Against Nature

2017.2

My latest project titled Against Nature is currently being produced in conjunction with the Canadian Forces Artists Program (CFAP). I have been selected as one of six artists who will work with the military throughout 2016-17. Against Nature involves fieldwork in the world’s largest mobile avalanche control program, operated by the Canadian Armed Forces at Rogers Pass, British Columbia. As a national historic site for its significance as a strategic location in the completion of the Canadian Pacific Railway (1885), as well as the Trans-Canada Highway (1962), during the winter months the pass is prone to severe avalanches. My role with the CFAP includes recording high-speed video footage and capturing still photographs with my large format view camera of military personnel while they use a C3 105mm Howitzer cannon to trigger snow slides.

Working with Operation PALACI has been a fascinating experience. Avalanche control in Rogers Pass requires the complete closure of the Trans-Canada Highway, and it is a rare occurrence that civilians are allowed access to Glacier National Park during this time. While the enemy in the “snow war” is the mountains, the forces of nature are powerfully real. The 18-kilometre section of highway that passes through the park receives up to 15 meters of annual snowfall, and 130 avalanche paths cross this busy transportation corridor. Military personnel are required to undergo avalanche training and carry transceivers at all times when leaving the safety of their compound. The scenery is majestic, but the work is tiresome. Each day begins early with the Sisyphean task of clearing snow from concrete rings at 17 gun positions between the east and west gates. The military work in partnership with Parks Canada, who conduct weather forecasting and snowpack analysis, as well as with highway crews who clear the snow debris left behind. Closing the highway is costly; therefore the operation’s coordinated efforts must run efficiently.

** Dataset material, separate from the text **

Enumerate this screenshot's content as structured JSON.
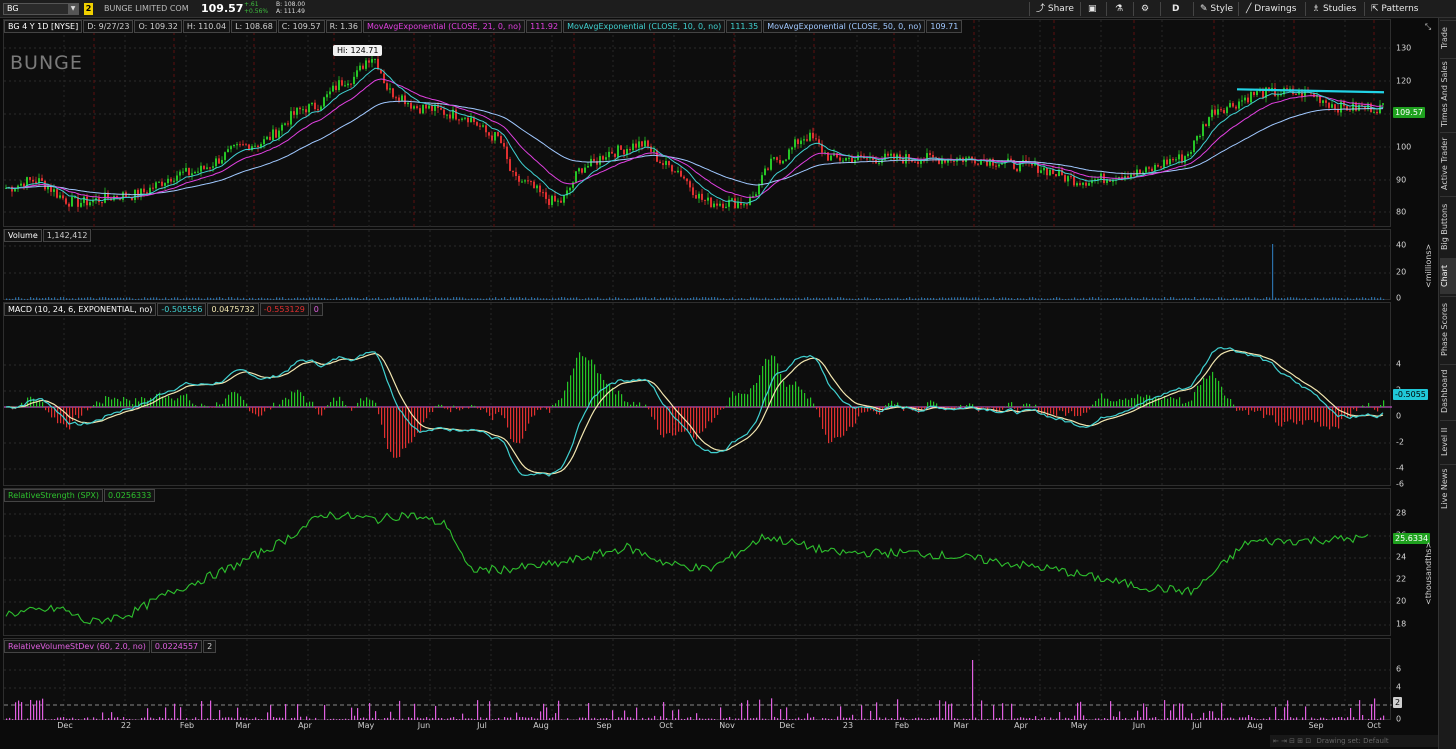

The Operation PALACI troops are known as the “Snow Punchers”, and they warmly welcomed me in to their barracks during my visits. I ate meals with the troops in the cafeteria, and charged camera batteries and backed up video footage with my laptop in the lounge. I learned the rank abbreviations, in order to properly address the TSM (troop sergeant major), or the TC (troop commander), and to follow the chain of command. I gained the nickname “reporter”, as I moved from vehicle to vehicle, following crews of personnel as they engaged in various activities around the barracks and along the highway. There are two annual rotations of personnel during an avalanche control season, which runs between November, and April. This year, the artillery troops are from 1st Regiment, Royal Canadian Horse Artillery, based out of CFB Shilo, Manitoba.

Back at home in Kelowna, I turn on CBC radio and listen to the morning news and weather report. There is a snowfall warning in Revelstoke, and another imminent closure of the Trans-Canada Highway. I think about the motorists queuing as the Snow Punchers set to work, and it feels like a dream that I was able to witness this process from the inside—like a fly on the wall. The entire scope of my project will address the numerous ways in which rail and highway engineering are integrated in this landscape, as well as the history of tourism and photography of the area. Operation PALACI is one component in a complex avalanche control program, involving multiple static defenses, including railway tunnels, snow-sheds (tunnels that vehicles pass through), earth dikes (that direct snowslides over the sheds rather than across the highway), and earth mounds (that serve to break up and slow down the slides). My time as a CFAP artist has galvanized me to create a body of visual art that speaks to the juxtaposition between the natural impressiveness of this place, and its anthropogenic characteristics.

Using photography and video, my work often tends to explore the effect of various technologies on the perception and development of landscapes. Today, I have begun to consider mobile camera technology in the creation of immersive representations of the Rogers Pass corridor. Accelerometers and gyroscopes built into this technology permit a new level of involvement with the photographic image, which paradoxically renders the natural landscape more surreal. So far, my research has considered the heightened tension between the photographed landscape and the context of the studio or gallery in which the work of art is constructed or, ultimately, viewed.